L'oeil du faucon

Par Jowie

 

Sœur Melvine suspendit le griffonnement frénétique de sa plume et se permit un bâillement furtif. Le silence régnait dans le dortoir des nonnes. Le silence et le froid : Melvine en avait les orteils engourdis. Ses consœurs, elles, s'étaient déjà enterrées sous leurs couettes, coussins sur la tête. Toutes les quatre partageaient une chambre dans le second corps de logis du château de Morglier.

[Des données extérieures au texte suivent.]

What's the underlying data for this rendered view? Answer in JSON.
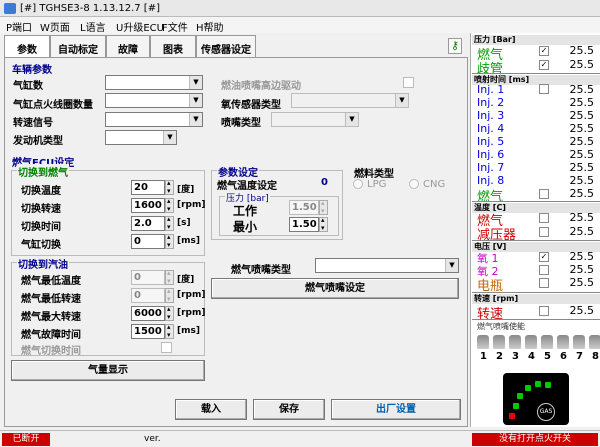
{
  "window": {
    "title": "[#] TGHSE3-8    1.13.12.7   [#]"
  },
  "menu": [
    "P端口",
    "W页面",
    "L语言",
    "U升级ECU",
    "F文件",
    "H帮助"
  ],
  "tabs": [
    "参数",
    "自动标定",
    "故障",
    "图表",
    "传感器设定"
  ],
  "vehicle": {
    "section": "车辆参数",
    "cylinders": "气缸数",
    "ignition": "气缸点火线圈数量",
    "rpm_signal": "转速信号",
    "engine_type": "发动机类型",
    "injector_drive": "燃油喷嘴高边驱动",
    "o2_sensor": "氧传感器类型",
    "nozzle_type": "喷嘴类型"
  },
  "ecu": {
    "section": "燃气ECU设定",
    "to_gas": "切换到燃气",
    "switch_temp": "切换温度",
    "switch_temp_val": "20",
    "switch_temp_unit": "[度]",
    "switch_rpm": "切换转速",
    "switch_rpm_val": "1600",
    "switch_rpm_unit": "[rpm]",
    "switch_time": "切换时间",
    "switch_time_val": "2.0",
    "switch_time_unit": "[s]",
    "cyl_switch": "气缸切换",
    "cyl_switch_val": "0",
    "cyl_switch_unit": "[ms]",
    "to_petrol": "切换到汽油",
    "min_temp": "燃气最低温度",
    "min_temp_val": "0",
    "min_temp_unit": "[度]",
    "min_rpm": "燃气最低转速",
    "min_rpm_val": "0",
    "min_rpm_unit": "[rpm]",
    "max_rpm": "燃气最大转速",
    "max_rpm_val": "6000",
    "max_rpm_unit": "[rpm]",
    "fault_time": "燃气故障时间",
    "fault_time_val": "1500",
    "fault_time_unit": "[ms]",
    "switch_petrol_time": "燃气切换时间",
    "gas_display": "气量显示"
  },
  "params": {
    "section": "参数设定",
    "gas_temp": "燃气温度设定",
    "gas_temp_val": "0",
    "pressure_group": "压力 [bar]",
    "work": "工作",
    "work_val": "1.50",
    "min": "最小",
    "min_val": "1.50"
  },
  "fuel": {
    "section": "燃料类型",
    "lpg": "LPG",
    "cng": "CNG"
  },
  "nozzle": {
    "type_label": "燃气喷嘴类型",
    "settings_btn": "燃气喷嘴设定"
  },
  "buttons": {
    "load": "载入",
    "save": "保存",
    "factory": "出厂设置"
  },
  "right": {
    "pressure_header": "压力 [Bar]",
    "gas": "燃气",
    "gas_val": "25.5",
    "manifold": "歧管",
    "manifold_val": "25.5",
    "inj_header": "喷射时间 [ms]",
    "inj": [
      "Inj. 1",
      "Inj. 2",
      "Inj. 3",
      "Inj. 4",
      "Inj. 5",
      "Inj. 6",
      "Inj. 7",
      "Inj. 8"
    ],
    "inj_val": "25.5",
    "inj_gas": "燃气",
    "inj_gas_val": "25.5",
    "temp_header": "温度 [C]",
    "t_gas": "燃气",
    "t_gas_val": "25.5",
    "t_reducer": "减压器",
    "t_reducer_val": "25.5",
    "volt_header": "电压 [V]",
    "o2_1": "氧 1",
    "o2_1_val": "25.5",
    "o2_2": "氧 2",
    "o2_2_val": "25.5",
    "battery": "电瓶",
    "battery_val": "25.5",
    "rpm_header": "转速 [rpm]",
    "rpm": "转速",
    "rpm_val": "25.5",
    "nozzle_header": "燃气喷嘴使能",
    "nozzle_nums": [
      "1",
      "2",
      "3",
      "4",
      "5",
      "6",
      "7",
      "8"
    ],
    "gauge_text": "GAS"
  },
  "status": {
    "left": "已断开",
    "ver": "ver.",
    "right": "没有打开点火开关"
  },
  "colors": {
    "gas": "#00a000",
    "manifold": "#00a000",
    "inj": "#0000dd",
    "temp": "#cc0000",
    "o2": "#cc00cc",
    "battery": "#cc6600",
    "rpm": "#cc0000",
    "status_red": "#cc0000",
    "label_blue": "#00008b"
  }
}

La Chouette posa les yeux sur la flamme de sa bougie, aussi invariable et ardente que sa foi. Une lettre pour sa sœur Torianne, une lettre pour son frère Petrus, une lettre pour son père et une lettre pour Sœur Griselle, histoire de lui rappeler qui elle était. Décidément, elle en avait sur le cœur ce soir, et pour cause.

 

Sœur Sereine et Sœur Agnès, les chipies du Don'hill, avaient été des anges comparées aux habitants des deux tours. Les nobles entretenaient leurs amants et amantes dans les escaliers en colimaçon, se promenaient avec des auréoles de sueur, décoiffés et tachés de sauce, à croire qu'ils se changeaient encore moins souvent que les paysans. Ils donnaient la sérénade aux moniales, incitaient les pages à la beuverie et rotaient en pleine messe. Impuissantes, Sœur Melvine et ses consœurs ne pouvaient que se signer. La famille de Blodmoore acceptait sciemment la discourtoisie, la sauvagerie et la sordidité au sein de sa demeure.

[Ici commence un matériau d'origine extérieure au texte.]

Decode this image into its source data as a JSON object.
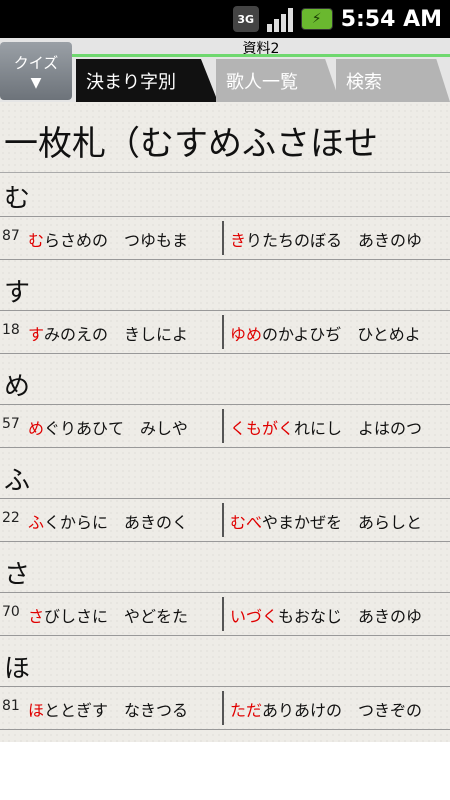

Les couloirs sentaient le renfermé, la liqueur et le gras ; c'était à se demander s'il leur arrivait d'aérer et si l'on n'y faisait que ripailler. La Chouette trébuchait souvent sur des os de porc mâchonnés et abandonnés par les molosses. Elle en était persuadée, à présent : Diutur l'avait envoyée à Morglier pour lui apprendre l'ouverture d'esprit, la patience et la tolérance envers son prochain.

Même après des mois, son adaptation aux mœurs de Morglier stagnait. Déterminée à ne pas se laisser intimider par une épreuve de caractère, la Chouette rangea son agacement et s'arma de volonté. En se maintenant occupée dans le bourg auprès de la plèbe, dans la bibliothèque parmi les manuscrits ou dans le potager entre les courges, elle ne croisait que rarement les Blodmoore et leur fruste entourage.

 

Une fois ses missives signées et scellées, Melvine les glissa dans son coffret personnel, se coucha et s'endormit. Au petit matin, elle les accrocha aux pattes de ses corneilles messagères avant de les envoyer voltiger dans les airs. La fabuleuse perspicacité des corneilles einhendriennes l'avait toujours fascinée. Ces volatiles pouvaient persévérer sur leur route aérienne pendant des milles et des milles sans jamais perdre leurs repères. La Chouette en avait elle-même dressé durant son enfance. Si certains volaient obstinément vers un lieu familier, on pouvait également les entraîner à rejoindre une personne où qu'elle fût. En Einhendrie, on utilisait toutes sortes d'oiseaux pour les missives aériennes selon le duché, les moyens financiers de l'expéditeur, la distance à parcourir, ainsi que l'importance du message. Ainsi, certains employaient des corneilles, d’autres des pigeons, des colombes ou des rapaces. Elle savait que les Opyriens communiquaient au travers de caravanes et de faucons – pour les plus aisés. Au Mikilldys, elle avait entendu dire qu'ils possédaient des Harpies, des bêtes volantes aussi grandes que hideuses auxquelles ils attachaient des fausses griffes mortelles. En tout cas, c'était ce que lui avait raconté sa nourrice ; ç'aurait tout aussi bien pu être un conte pour effrayer les enfants.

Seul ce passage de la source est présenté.